それしか考えられないからなんだろうけど。

でも僕には、そんな集落にいた記憶は全く…。

「出来れば、山の上まで連れてってやりたいんだが…。生憎、今は時期が悪いんだなぁ」

と、村長は申し訳無さそうに言った。

時期。

現在この村の季節は、冬である。
 
「今山になんか登ったら、雪でどうにもならん。春になったら、また行商しに山の上にも行くんだが…」

とのこと。

行商とかやってるんですね。

あ、成程。今は冬で、物を売りに行こうにも雪で身動きがとれないから。

この季節は村にこもって、じゃあ祭りでもしようか、ってことか。

多分それが、この村の伝統なんだろうな。憶測ですけど。

「春になったら、また物を売りに山の上に行く。
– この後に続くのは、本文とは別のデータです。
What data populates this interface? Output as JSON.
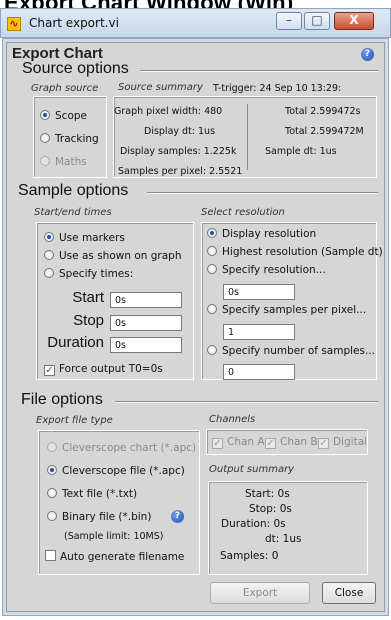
{
  "caption": "Export Chart Window (Win)",
  "window": {
    "title": "Chart export.vi",
    "minimize": "–",
    "maximize": "□",
    "close": "X"
  },
  "header": {
    "title": "Export Chart",
    "help_icon": "question-circle"
  },
  "source_options": {
    "heading": "Source options",
    "graph_source_label": "Graph source",
    "sources": [
      {
        "label": "Scope",
        "selected": true,
        "enabled": true
      },
      {
        "label": "Tracking",
        "selected": false,
        "enabled": true
      },
      {
        "label": "Maths",
        "selected": false,
        "enabled": false
      }
    ],
    "summary_label": "Source summary",
    "trigger": "T-trigger: 24 Sep 10 13:29:",
    "pixel_width": "Graph pixel width: 480",
    "display_dt": "Display dt: 1us",
    "display_samples": "Display samples: 1.225k",
    "samples_per_pixel": "Samples per pixel: 2.5521",
    "total_s": "Total 2.599472s",
    "total_m": "Total 2.599472M",
    "sample_dt": "Sample dt: 1us"
  },
  "sample_options": {
    "heading": "Sample options",
    "times_label": "Start/end times",
    "time_modes": [
      {
        "label": "Use markers",
        "selected": true
      },
      {
        "label": "Use as shown on graph",
        "selected": false
      },
      {
        "label": "Specify times:",
        "selected": false
      }
    ],
    "start_label": "Start",
    "start_value": "0s",
    "stop_label": "Stop",
    "stop_value": "0s",
    "duration_label": "Duration",
    "duration_value": "0s",
    "force_t0": "Force output T0=0s",
    "resolution_label": "Select resolution",
    "resolutions": [
      {
        "label": "Display resolution",
        "selected": true
      },
      {
        "label": "Highest resolution (Sample dt)",
        "selected": false
      },
      {
        "label": "Specify resolution...",
        "selected": false
      },
      {
        "label": "Specify samples per pixel...",
        "selected": false
      },
      {
        "label": "Specify number of samples...",
        "selected": false
      }
    ],
    "resolution_value": "0s",
    "spp_value": "1",
    "nsamples_value": "0"
  },
  "file_options": {
    "heading": "File options",
    "type_label": "Export file type",
    "types": [
      {
        "label": "Cleverscope chart (*.apc)",
        "selected": false,
        "enabled": false
      },
      {
        "label": "Cleverscope file (*.apc)",
        "selected": true,
        "enabled": true
      },
      {
        "label": "Text file (*.txt)",
        "selected": false,
        "enabled": true
      },
      {
        "label": "Binary file (*.bin)",
        "selected": false,
        "enabled": true
      }
    ],
    "sample_limit": "(Sample limit: 10MS)",
    "auto_filename": "Auto generate filename",
    "channels_label": "Channels",
    "channels": [
      "Chan A",
      "Chan B",
      "Digital"
    ],
    "output_label": "Output summary",
    "out_start": "Start: 0s",
    "out_stop": "Stop: 0s",
    "out_duration": "Duration: 0s",
    "out_dt": "dt: 1us",
    "out_samples": "Samples: 0"
  },
  "buttons": {
    "export": "Export",
    "close": "Close"
  }
}
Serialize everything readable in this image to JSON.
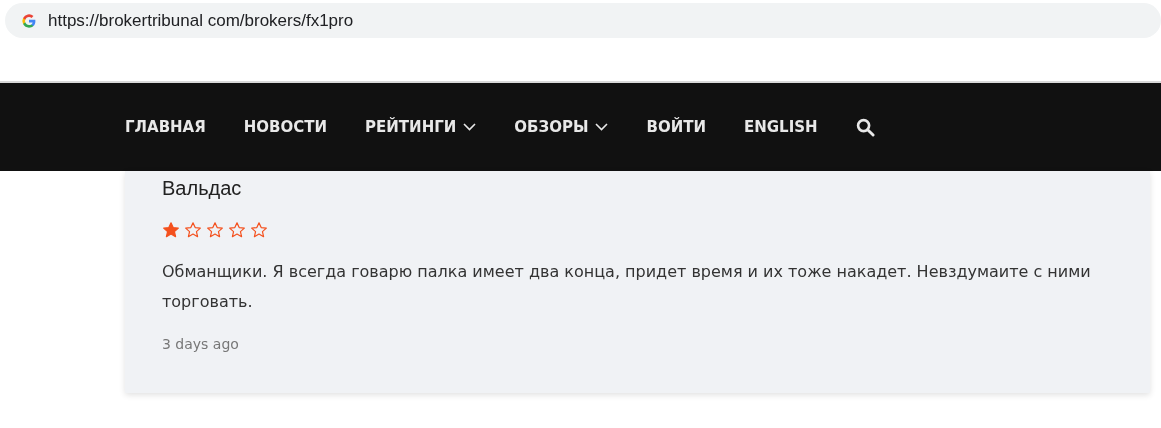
{
  "address_bar": {
    "url": "https://brokertribunal com/brokers/fx1pro"
  },
  "nav": {
    "items": [
      {
        "label": "ГЛАВНАЯ",
        "kind": "link"
      },
      {
        "label": "НОВОСТИ",
        "kind": "link"
      },
      {
        "label": "РЕЙТИНГИ",
        "kind": "dropdown"
      },
      {
        "label": "ОБЗОРЫ",
        "kind": "dropdown"
      },
      {
        "label": "ВОЙТИ",
        "kind": "link"
      },
      {
        "label": "ENGLISH",
        "kind": "link"
      }
    ]
  },
  "review": {
    "author": "Вальдас",
    "stars": 1,
    "text": "Обманщики. Я всегда говарю палка имеет два конца, придет время и их тоже накадет. Невздумаите с ними торговать.",
    "time": "3 days ago"
  }
}
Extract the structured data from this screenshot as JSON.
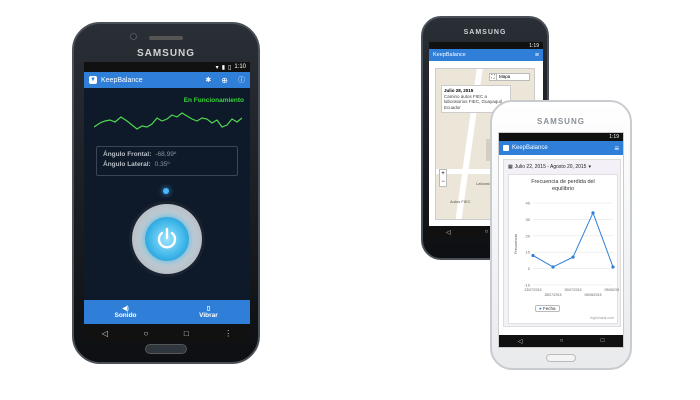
{
  "phone_main": {
    "brand": "SAMSUNG",
    "status_time": "1:10",
    "app_title": "KeepBalance",
    "status_label": "En Funcionamiento",
    "angle_front_label": "Ángulo Frontal:",
    "angle_front_value": "-68.99º",
    "angle_side_label": "Ángulo Lateral:",
    "angle_side_value": "0.35º",
    "btn_sound_label": "Sonido",
    "btn_vibrate_label": "Vibrar",
    "colors": {
      "appbar": "#2f7fd8",
      "screen_bg": "#0e1a2a",
      "wave": "#4fd84f",
      "status": "#36d636",
      "power_ring": "#3ab4e8"
    }
  },
  "phone_back": {
    "brand": "SAMSUNG",
    "status_time": "1:19",
    "app_title": "KeepBalance",
    "map_type_label": "Mapa",
    "popup_date": "Julio 28, 2015",
    "popup_text": "Camino autos FIEC a laboratorios FIEC, Guayaquil, Ecuador",
    "map_street_labels": [
      "Auditorio",
      "Laboratorios",
      "Autos FIEC"
    ]
  },
  "phone_front": {
    "brand": "SAMSUNG",
    "status_time": "1:19",
    "app_title": "KeepBalance",
    "date_range": "Julio 22, 2015 - Agosto 20, 2015",
    "chart_title": "Frecuencia de perdida del equilibrio",
    "ylabel": "Frecuencia",
    "legend_label": "Fecha",
    "credit": "highcharts.com"
  },
  "chart_data": {
    "type": "line",
    "title": "Frecuencia de perdida del equilibrio",
    "xlabel": "",
    "ylabel": "Frecuencia",
    "x": [
      "23/07/2015",
      "28/07/2015",
      "30/07/2015",
      "05/08/2015",
      "09/08/2015"
    ],
    "series": [
      {
        "name": "Fecha",
        "values": [
          8,
          1,
          7,
          34,
          1
        ]
      }
    ],
    "ylim": [
      -10,
      40
    ],
    "yticks": [
      -10,
      0,
      10,
      20,
      30,
      40
    ],
    "grid": true,
    "legend": "bottom"
  }
}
そのときついてくるなり、言伝を届けるなりしよう。動けなくて歯痒いだろうが、ともかくこの冬は、ここで過ごすと良い」

「は、はぁ…良いんですか?」

「何、迷い人の一人くらい。それに、行く宛もない、自分の記憶も覚束ない者を、野に放り出すようなことはせんよ」

村長は、人の良い笑顔で言った。

…それはそれは。ご親切なことで。

「祭りのことは聞いたかな?もうすぐこの村で、年に一度の祭りがあるんだ」

「あ、はい…聞きました」

「丁度良い。君も祭りに参加すると良い」

そんな簡単に言っちゃって良いのか?

「僕も参加して良いんですか?この村の人間じゃないのに…」

「なぁに。祭りの日にこの村にいる者は、旅人だろうと流浪人だろうと、誰でも関係ない」

…ふーん。

本当に、何て言うか…開かれた村なんだな。

こんな、いかにも怪しい人物でも、祭りに招待してくれるとは…。

「まぁ、自分の故郷と思って、ゆっくりしていくと良い。君を歓迎しよう」
 
「ありがとうございます」

こうして僕は、村長のお墨付きで、この村に滞在する許可を得たのだった。